In short time, most of the former Confederacy was back under the control of its wartime leaders. The Jim-Crow era was enabled by the continued believe in white racial superiority, a key element in the Lost Cause myth. Northern states as well regressed, introducing their own segregation, but more disastrously, buying into the stereotyped racism that the South produced. Additionally, the North accepted the idea that the South’s motivation for secession was not based on slavery, further enabling a set viewpoint that allowed the vestiges of personal freedom and power to be restricted from blacks (Gallagher and Nolan, The Myth of the Lost Cause and Civil War History, 38-50).

The impact of the Lost Cause narrative continued to ripple throughout the 20thcentury. The activities of the Ku Klux Klan, the riots over school desegregation in Boston, and the messages in the 2003 movie “Gods and Generals” (Woodworth, Steven E. “Film Review: Gods and Generals”. Teaching History.) illustrate the range and depth of the influence this ideology has on American life. Today most historians agree on the cause of the Civil War. However, many aspects of the Lost Cause narrative remain in US society and while most Americans do not believe in the entire narrative, there still remain elements that are commonly held to be true (Gallagher and Nolan, The Myth of the Lost Cause and Civil War History, 37-66). Therefore, let us look at the elements which helped to spread this myth so that we can understand their origin and correct our misunderstandings.

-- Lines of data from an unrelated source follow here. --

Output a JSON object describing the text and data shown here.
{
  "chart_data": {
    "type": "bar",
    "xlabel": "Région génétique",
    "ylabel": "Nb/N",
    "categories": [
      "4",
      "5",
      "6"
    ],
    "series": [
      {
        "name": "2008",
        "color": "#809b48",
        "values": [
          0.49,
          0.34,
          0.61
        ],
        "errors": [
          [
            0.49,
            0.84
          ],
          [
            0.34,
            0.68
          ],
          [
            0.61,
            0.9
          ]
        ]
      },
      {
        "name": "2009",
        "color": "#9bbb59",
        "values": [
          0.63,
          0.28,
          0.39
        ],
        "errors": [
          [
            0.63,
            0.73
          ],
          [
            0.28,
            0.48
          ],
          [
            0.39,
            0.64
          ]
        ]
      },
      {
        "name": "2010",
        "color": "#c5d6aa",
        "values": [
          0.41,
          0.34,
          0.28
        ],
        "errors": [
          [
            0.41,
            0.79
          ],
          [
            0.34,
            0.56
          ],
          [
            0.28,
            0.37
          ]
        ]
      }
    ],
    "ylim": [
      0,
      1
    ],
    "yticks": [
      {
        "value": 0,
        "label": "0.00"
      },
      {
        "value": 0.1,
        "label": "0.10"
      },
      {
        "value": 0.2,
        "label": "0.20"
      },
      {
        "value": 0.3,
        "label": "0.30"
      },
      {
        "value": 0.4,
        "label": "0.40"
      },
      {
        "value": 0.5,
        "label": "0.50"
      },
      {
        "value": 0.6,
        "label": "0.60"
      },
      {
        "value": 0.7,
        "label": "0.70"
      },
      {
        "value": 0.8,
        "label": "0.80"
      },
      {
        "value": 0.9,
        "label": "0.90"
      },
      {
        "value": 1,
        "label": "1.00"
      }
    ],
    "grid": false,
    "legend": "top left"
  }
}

The Confederate Constitution


(Richardson, James D. “Constitution of the Confederate States; March 11, 1861.” Published on the Avalon Project, Yale University.


Article 1, Section 9, Article 4 of the Confederate Constitution enshrines slavery in the newly created nation. From the very beginning of the Civil War, the Southern States made it expressly clear that slavery was an elemental and permanent fixture in their intended future. In addition to this, the Confederate Constitution also stipulated the express ability for Confederacy to expand slavery into any new territory it may acquire in Article 4, Section 3, Article 3. This directly contrasts with the Lost Cause argument which promotes the idea that the Southern states would have abolished slavery on their own in time.